According to the NCFR’s website, “Fellow Status in NCFR is an honor awarded to relatively few living members on the basis of their outstanding contributions to family science.”
“He has decades of experience teaching,” said Dr. Ariel Rodriguez, family and child development program coordinator at Southern Virginia. “He’s also had a very productive research career and has a lot of expertise in romantic relationships and what students can do to prepare for marriage. We’re happy to have him at Southern Virginia and proud that he’s received this recognition.”
Before coming to Southern Virginia as a volunteer to teach courses this academic year, Holman worked for 28 years at Brigham Young University — where he served as professor of family life, associate director in the School of Family Life for Outreach Education, and chair of the Marriage, Family, and Human Development Program. While working at BYU, Holman taught several classes taken by Rodriguez.
“He was very intellectually engaging,” said Rodriguez. “And he encouraged me to think critically about the material that I was learning . . . In one of my classes with Tom, we had to write a proposal for a research project based on what we were studying. Later on, as I thought about my master’s thesis, I approached Tom and asked him if he would be the chair of my thesis committee. He agreed and supervised my thesis. I worked with him at length on that project.”
Holman and Rodriguez stayed in touch over the years following Rodriguez’ graduation from BYU. Holman said that the idea of coming to Southern Virginia after he retired “was in the back of [his] head” for a while because Rodriguez had invited him and showed him the campus a few years ago.
“One of the primary reasons I came was that I wanted to come to a place where all I had to do was be a teacher and teach small classes,” said Holman. “At BYU, they have a strong research focus.”

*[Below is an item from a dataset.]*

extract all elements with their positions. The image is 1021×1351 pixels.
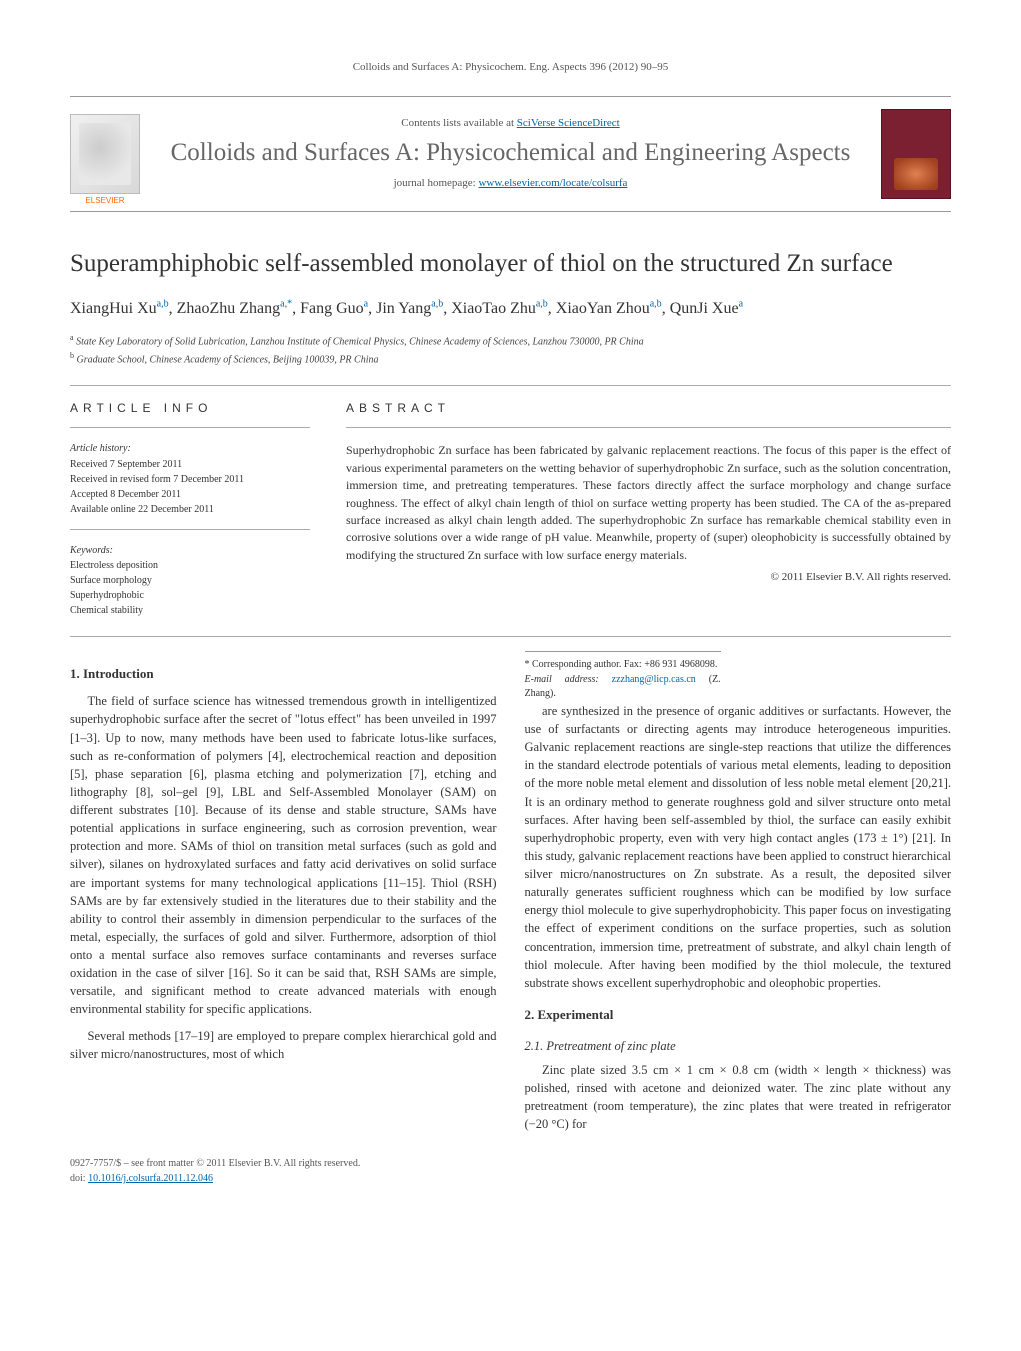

Holman said that because of this emphasis on research, BYU employed teaching assistants, who did much of the grading in his classes.

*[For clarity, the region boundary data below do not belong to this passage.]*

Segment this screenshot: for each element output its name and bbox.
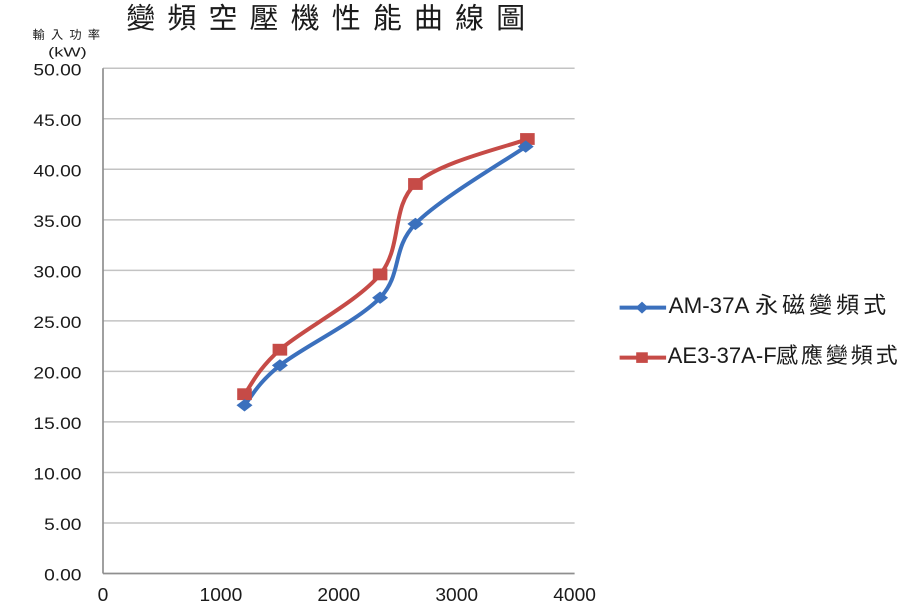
svg-text:0.00: 0.00 (44, 566, 81, 585)
svg-text:3000: 3000 (435, 585, 478, 605)
svg-text:45.00: 45.00 (33, 111, 81, 130)
svg-text:30.00: 30.00 (33, 262, 81, 281)
svg-text:AM-37A: AM-37A (669, 293, 750, 318)
svg-text:(kW): (kW) (48, 46, 87, 60)
svg-text:15.00: 15.00 (33, 414, 81, 433)
svg-text:40.00: 40.00 (33, 161, 81, 180)
svg-text:4000: 4000 (553, 585, 596, 605)
svg-text:0: 0 (98, 585, 109, 605)
svg-text:5.00: 5.00 (44, 515, 81, 534)
svg-text:25.00: 25.00 (33, 313, 81, 332)
svg-text:2000: 2000 (317, 585, 360, 605)
svg-text:20.00: 20.00 (33, 363, 81, 382)
svg-text:AE3-37A-F: AE3-37A-F (668, 343, 777, 368)
svg-text:50.00: 50.00 (33, 60, 81, 79)
svg-text:10.00: 10.00 (33, 465, 81, 484)
svg-text:35.00: 35.00 (33, 212, 81, 231)
svg-text:1000: 1000 (200, 585, 243, 605)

“What that meant is that I had a kind of distance from the student,” he said. “I wasn’t reading their papers. In my classes, I often have them use their personal experiences to illustrate the academic research principles. I haven’t read those for 10 to 15 years in my classes. I realized that I wasn’t getting to know my students so I wanted to come here where I can do that. I also wanted to get more involved in student life — silly, little things like walking to the basketball games.”
Rodriguez said that he has enjoyed seeing Holman and his wife become involved in the Southern Virginia community.
“Every time I go to a game I see them there,” said Rodriguez. “I see them volunteering to hang up Christmas lights, teaching an Institute class, and just walking around campus. They’ve really come here to be a part of Southern Virginia. I’ve just been delighted that they’re getting involved at this level because I know they’re reaching a lot more students that way.”
Holman is currently teaching two courses at Southern Virginia: family process and a course on Holman’s primary research focuses — relationship formation, mate selection, and marriage. His research interests also have included marital quality in the early stage of marriage, and the development of family theory.
Holman has written scholarly books including “Premarital Prediction of Marital Quality and Stability,” and “Latter-day Saint Courtship Processes.” He also has written several book chapters and numerous articles published in academic journals. Additionally, he has presented at conferences both nationally and internationally.
Holman and his wife, Linda, have five children and nine grandchildren. Linda Holman also is volunteering at Southern Virginia. She assists the public affairs manager in hosting guests and speakers at the university. Additionally, she volunteers at Kling Elementary School as a reading teacher.
“We love the community,” said Thomas Holman. “There’s just a sense at Southern Virginia that we’re becoming something — that we’re something special and unique and we’re going to get even better as we keep growing. I love the small campus feel and the enthusiasm that you can feel from faculty and administrators. That’s been really fun.”